Le richieste di aiuto e le uscite in mare, sono questi gli elementi sui quali si concentrano le indagini sull’omicidio di Cinzia Pinna. Gli investigatori stanno ricostruendo le ultime mosse di Ragnedda, per fare piena luce su quanto accaduto.
Secondo quanto riportato dalla stampa, Ragnedda, in preda al panico dopo il delitto, avrebbe chiesto a più persone di aiutarlo, a eliminare alcune prove. Si tratta di circostanze ormai ritenute fondate dagli inquirenti, che nelle ultime ore avrebbero isolato elementi concreti in grado di avvicinare la polizia giudiziaria ai presunti complici dell’imprenditore.
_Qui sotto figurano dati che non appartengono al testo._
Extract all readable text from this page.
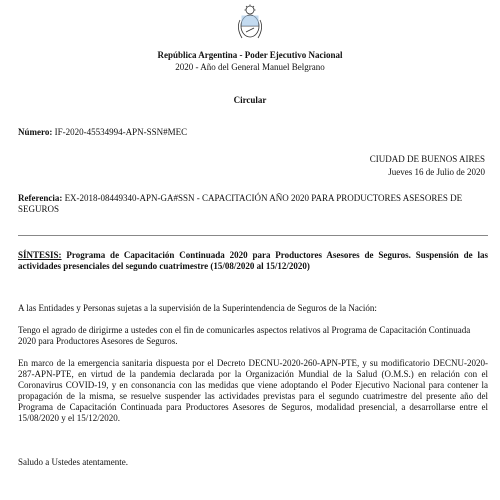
República Argentina - Poder Ejecutivo Nacional
2020 - Año del General Manuel Belgrano
Circular
Número: IF-2020-45534994-APN-SSN#MEC
CIUDAD DE BUENOS AIRES
Jueves 16 de Julio de 2020
Referencia: EX-2018-08449340-APN-GA#SSN - CAPACITACIÓN AÑO 2020 PARA PRODUCTORES ASESORES DE SEGUROS
SÍNTESIS: Programa de Capacitación Continuada 2020 para Productores Asesores de Seguros. Suspensión de las actividades presenciales del segundo cuatrimestre (15/08/2020 al 15/12/2020)
A las Entidades y Personas sujetas a la supervisión de la Superintendencia de Seguros de la Nación:
Tengo el agrado de dirigirme a ustedes con el fin de comunicarles aspectos relativos al Programa de Capacitación Continuada 2020 para Productores Asesores de Seguros.
En marco de la emergencia sanitaria dispuesta por el Decreto DECNU-2020-260-APN-PTE, y su modificatorio DECNU-2020-287-APN-PTE, en virtud de la pandemia declarada por la Organización Mundial de la Salud (O.M.S.) en relación con el Coronavirus COVID-19, y en consonancia con las medidas que viene adoptando el Poder Ejecutivo Nacional para contener la propagación de la misma, se resuelve suspender las actividades previstas para el segundo cuatrimestre del presente año del Programa de Capacitación Continuada para Productores Asesores de Seguros, modalidad presencial, a desarrollarse entre el 15/08/2020 y el 15/12/2020.
Saludo a Ustedes atentamente.
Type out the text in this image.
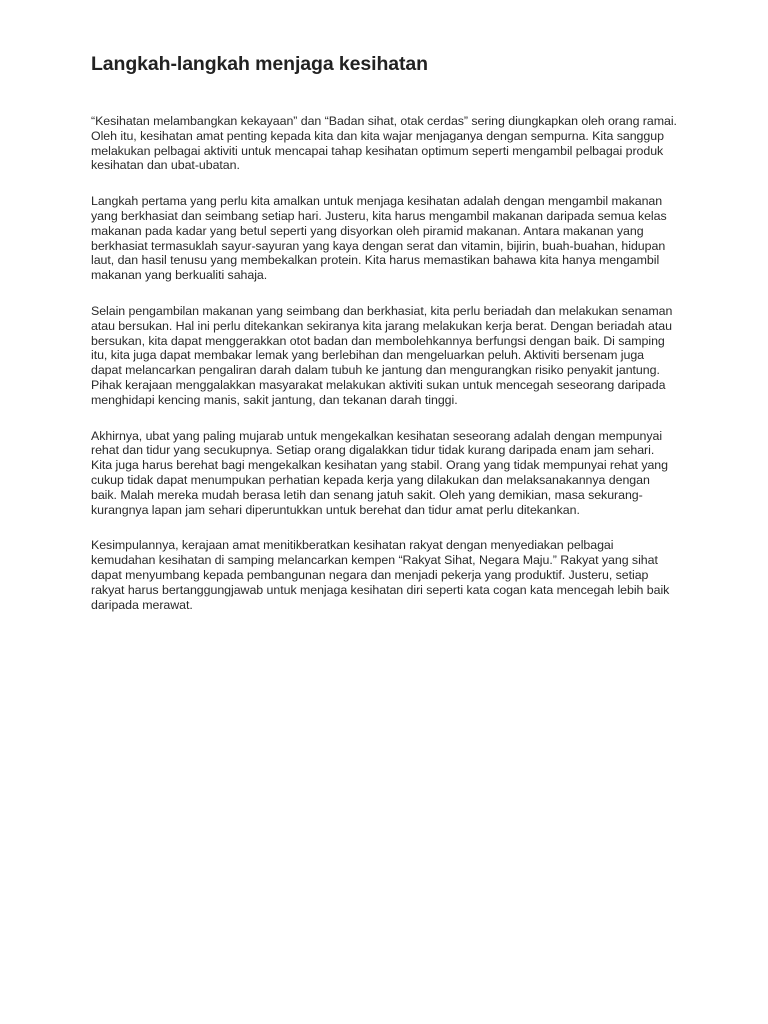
Langkah-langkah menjaga kesihatan

“Kesihatan melambangkan kekayaan” dan “Badan sihat, otak cerdas” sering diungkapkan oleh orang ramai. Oleh itu, kesihatan amat penting kepada kita dan kita wajar menjaganya dengan sempurna. Kita sanggup melakukan pelbagai aktiviti untuk mencapai tahap kesihatan optimum seperti mengambil pelbagai produk kesihatan dan ubat-ubatan.

Langkah pertama yang perlu kita amalkan untuk menjaga kesihatan adalah dengan mengambil makanan yang berkhasiat dan seimbang setiap hari. Justeru, kita harus mengambil makanan daripada semua kelas makanan pada kadar yang betul seperti yang disyorkan oleh piramid makanan. Antara makanan yang berkhasiat termasuklah sayur-sayuran yang kaya dengan serat dan vitamin, bijirin, buah-buahan, hidupan laut, dan hasil tenusu yang membekalkan protein. Kita harus memastikan bahawa kita hanya mengambil makanan yang berkualiti sahaja.

Selain pengambilan makanan yang seimbang dan berkhasiat, kita perlu beriadah dan melakukan senaman atau bersukan. Hal ini perlu ditekankan sekiranya kita jarang melakukan kerja berat. Dengan beriadah atau bersukan, kita dapat menggerakkan otot badan dan membolehkannya berfungsi dengan baik. Di samping itu, kita juga dapat membakar lemak yang berlebihan dan mengeluarkan peluh. Aktiviti bersenam juga dapat melancarkan pengaliran darah dalam tubuh ke jantung dan mengurangkan risiko penyakit jantung. Pihak kerajaan menggalakkan masyarakat melakukan aktiviti sukan untuk mencegah seseorang daripada menghidapi kencing manis, sakit jantung, dan tekanan darah tinggi.

Akhirnya, ubat yang paling mujarab untuk mengekalkan kesihatan seseorang adalah dengan mempunyai rehat dan tidur yang secukupnya. Setiap orang digalakkan tidur tidak kurang daripada enam jam sehari. Kita juga harus berehat bagi mengekalkan kesihatan yang stabil. Orang yang tidak mempunyai rehat yang cukup tidak dapat menumpukan perhatian kepada kerja yang dilakukan dan melaksanakannya dengan baik. Malah mereka mudah berasa letih dan senang jatuh sakit. Oleh yang demikian, masa sekurang-kurangnya lapan jam sehari diperuntukkan untuk berehat dan tidur amat perlu ditekankan.

Kesimpulannya, kerajaan amat menitikberatkan kesihatan rakyat dengan menyediakan pelbagai kemudahan kesihatan di samping melancarkan kempen “Rakyat Sihat, Negara Maju.” Rakyat yang sihat dapat menyumbang kepada pembangunan negara dan menjadi pekerja yang produktif. Justeru, setiap rakyat harus bertanggungjawab untuk menjaga kesihatan diri seperti kata cogan kata mencegah lebih baik daripada merawat.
Ieri, gli specialisti del Ris di Cagliari sono saliti a bordo della “Nikitai”, lo yacht di famiglia ormeggiato al Pontile dei Fiori di Cannigione e attualmente sotto sequestro. L’obiettivo è individuare tracce e riscontri sul passaggio di persone che potrebbero aver aiutato Ragnedda a liberarsi degli oggetti personali della vittima e, forse, a organizzare – senza riuscirci – il trasporto in mare del corpo di Cinzia Pinna.
Dopo il tentativo di suicidio, Emanuele Ragnedda è stato dimesso dal reparto di Psichiatria dell’ospedale di Sassari. Le sue condizioni restano delicate.
Il suo legale, Luca Montella, ha chiesto ulteriori misure di tutela e sorveglianza per garantirne l’incolumità.